El club Unión San Felipe fue sancionado con una multa de 100 UF ($2.143.605) por los hechos ocurridos el 6 de noviembre pasado, cuando el árbitro Patricio Polic debió suspender el cotejo por los proyectiles lanzados por hinchas locales a jugadores de Universidad Católica.

La decisión fue tomada por la mayoría de los miembros del Tribunal de Disciplina, el cual está compuesto por Angel Botto, Alejandro Musa, Marcello Bottai, Fernando Dumay y Carlos Zepeda Hernández.
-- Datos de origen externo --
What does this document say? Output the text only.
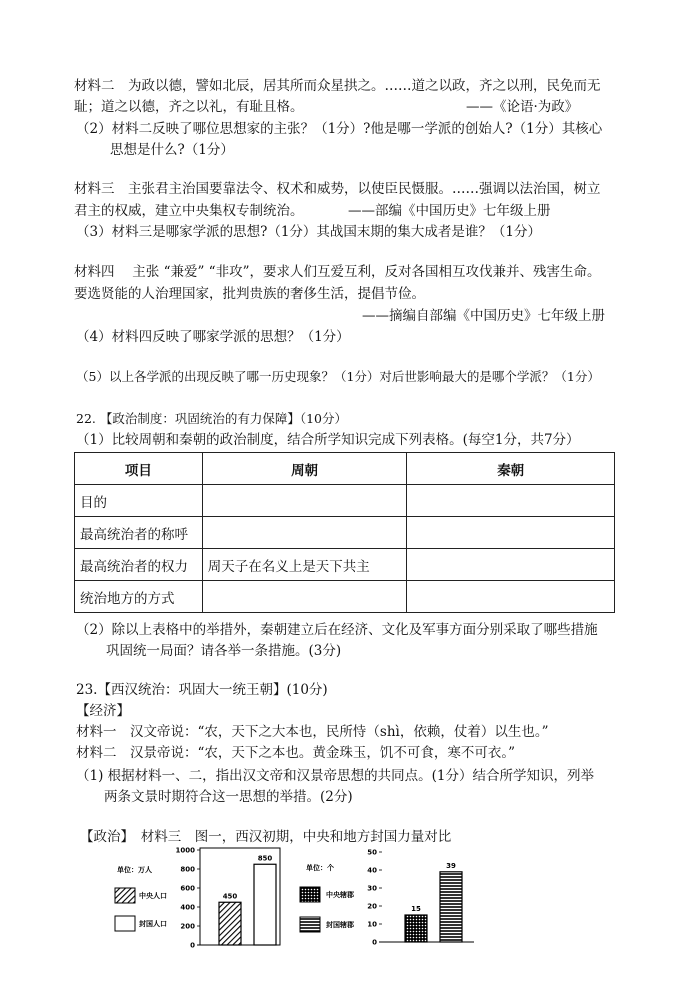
材料二　为政以德，譬如北辰，居其所而众星拱之。……道之以政，齐之以刑，民免而无
耻；道之以德，齐之以礼，有耻且格。	——《论语·为政》
（2）材料二反映了哪位思想家的主张？（1分）?他是哪一学派的创始人?（1分）其核心
思想是什么?（1分）
材料三　主张君主治国要靠法令、权术和威势，以使臣民慑服。……强调以法治国，树立
君主的权威，建立中央集权专制统治。	——部编《中国历史》七年级上册
（3）材料三是哪家学派的思想?（1分）其战国末期的集大成者是谁？（1分）
材料四　 主张 “兼爱” “非攻”，要求人们互爱互利，反对各国相互攻伐兼并、残害生命。
要选贤能的人治理国家，批判贵族的奢侈生活，提倡节俭。
——摘编自部编《中国历史》七年级上册
（4）材料四反映了哪家学派的思想？（1分）
（5）以上各学派的出现反映了哪一历史现象？（1分）对后世影响最大的是哪个学派？（1分）
22. 【政治制度：巩固统治的有力保障】（10分）
（1）比较周朝和秦朝的政治制度，结合所学知识完成下列表格。(每空1分，共7分）
项目	周朝	秦朝
目的		
最高统治者的称呼		
最高统治者的权力	周天子在名义上是天下共主	
统治地方的方式		
（2）除以上表格中的举措外，秦朝建立后在经济、文化及军事方面分别采取了哪些措施
巩固统一局面？请各举一条措施。(3分)
23.【西汉统治：巩固大一统王朝】(10分)
【经济】
材料一　汉文帝说：“农，天下之大本也，民所恃（shì，依赖，仗着）以生也。”
材料二　汉景帝说：“农，天下之本也。黄金珠玉，饥不可食，寒不可衣。”
（1) 根据材料一、二，指出汉文帝和汉景帝思想的共同点。(1分）结合所学知识，列举
两条文景时期符合这一思想的举措。(2分)
【政治】　材料三　图一，西汉初期，中央和地方封国力量对比
单位：万人
中央人口
封国人口
0
200
400
600
800
1000
450
850
单位：个
中央辖郡
封国辖郡
0
10
20
30
40
50
15
39
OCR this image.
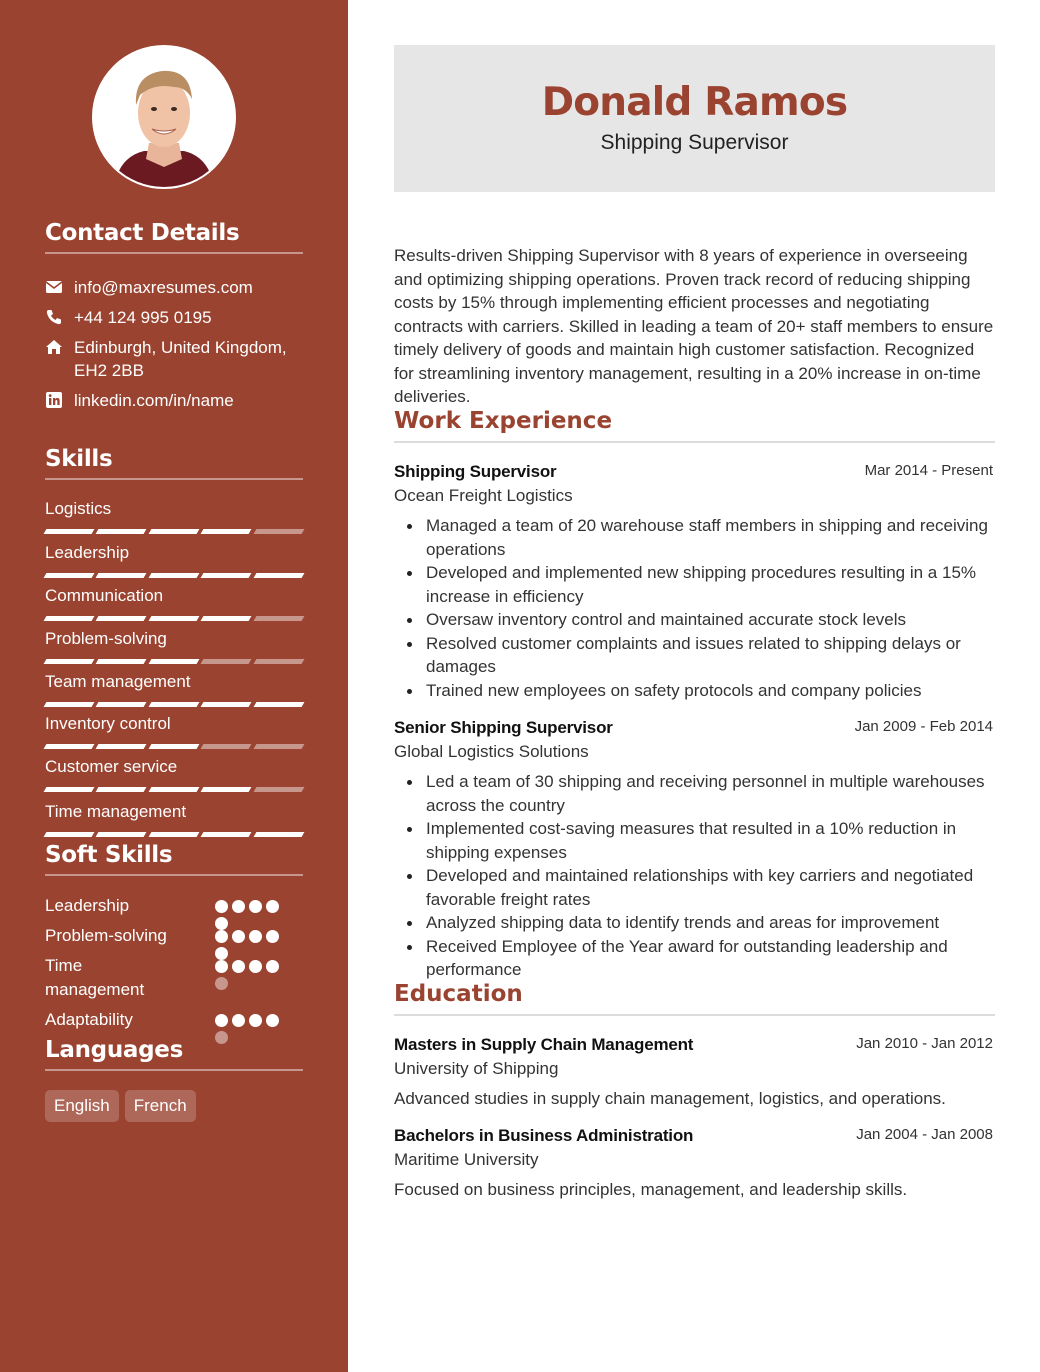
Contact Details
info@maxresumes.com
+44 124 995 0195
Edinburgh, United Kingdom, EH2 2BB
linkedin.com/in/name
Skills
Logistics
Leadership
Communication
Problem-solving
Team management
Inventory control
Customer service
Time management
Soft Skills
Leadership
Problem-solving
Time management
Adaptability
Languages
English	French
Donald Ramos
Shipping Supervisor

Results-driven Shipping Supervisor with 8 years of experience in overseeing and optimizing shipping operations. Proven track record of reducing shipping costs by 15% through implementing efficient processes and negotiating contracts with carriers. Skilled in leading a team of 20+ staff members to ensure timely delivery of goods and maintain high customer satisfaction. Recognized for streamlining inventory management, resulting in a 20% increase in on-time deliveries.

Work Experience
Shipping Supervisor	Mar 2014 - Present
Ocean Freight Logistics
Managed a team of 20 warehouse staff members in shipping and receiving operations
Developed and implemented new shipping procedures resulting in a 15% increase in efficiency
Oversaw inventory control and maintained accurate stock levels
Resolved customer complaints and issues related to shipping delays or damages
Trained new employees on safety protocols and company policies
Senior Shipping Supervisor	Jan 2009 - Feb 2014
Global Logistics Solutions
Led a team of 30 shipping and receiving personnel in multiple warehouses across the country
Implemented cost-saving measures that resulted in a 10% reduction in shipping expenses
Developed and maintained relationships with key carriers and negotiated favorable freight rates
Analyzed shipping data to identify trends and areas for improvement
Received Employee of the Year award for outstanding leadership and performance
Education
Masters in Supply Chain Management	Jan 2010 - Jan 2012
University of Shipping
Advanced studies in supply chain management, logistics, and operations.
Bachelors in Business Administration	Jan 2004 - Jan 2008
Maritime University
Focused on business principles, management, and leadership skills.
Una de las razones principales para ese castigo fue indicada en el punto número 3, donde el organismo enfatizó que el club aconcagüino “en lo esencial reconoció los hechos, aclarando que los objetos lanzados al campo de juego eran rollos de serpentina sin abrir y que, en algún momento, existió una especie de provocación por parte de jugadores de Universidad Católica” y que “este Tribunal pondera y considera las medidas preventivas adoptadas por San Felipe”.

Recordar que Polic suspendió el partido en el minuto 89 porque cayó una bomba de ruido al lado del pórtico de Paulo Garcés y se lanzaron varios proyectiles sobre los jugadores visitantes.

El cuadro aconcagüino se salvó en esta ocasión, porque pudieron recibir sanciones desde una prohibición de ingreso a barristas hasta la suspensión del estadio Municipal de una a cinco fechas o disputa de partidos a puertas cerradas.

Consignar que San Felipe cerrará el Campeonato Nacional en Chillán ante Ñublense, que se juega la permanencia en Primera, el domingo a las 19:00 horas.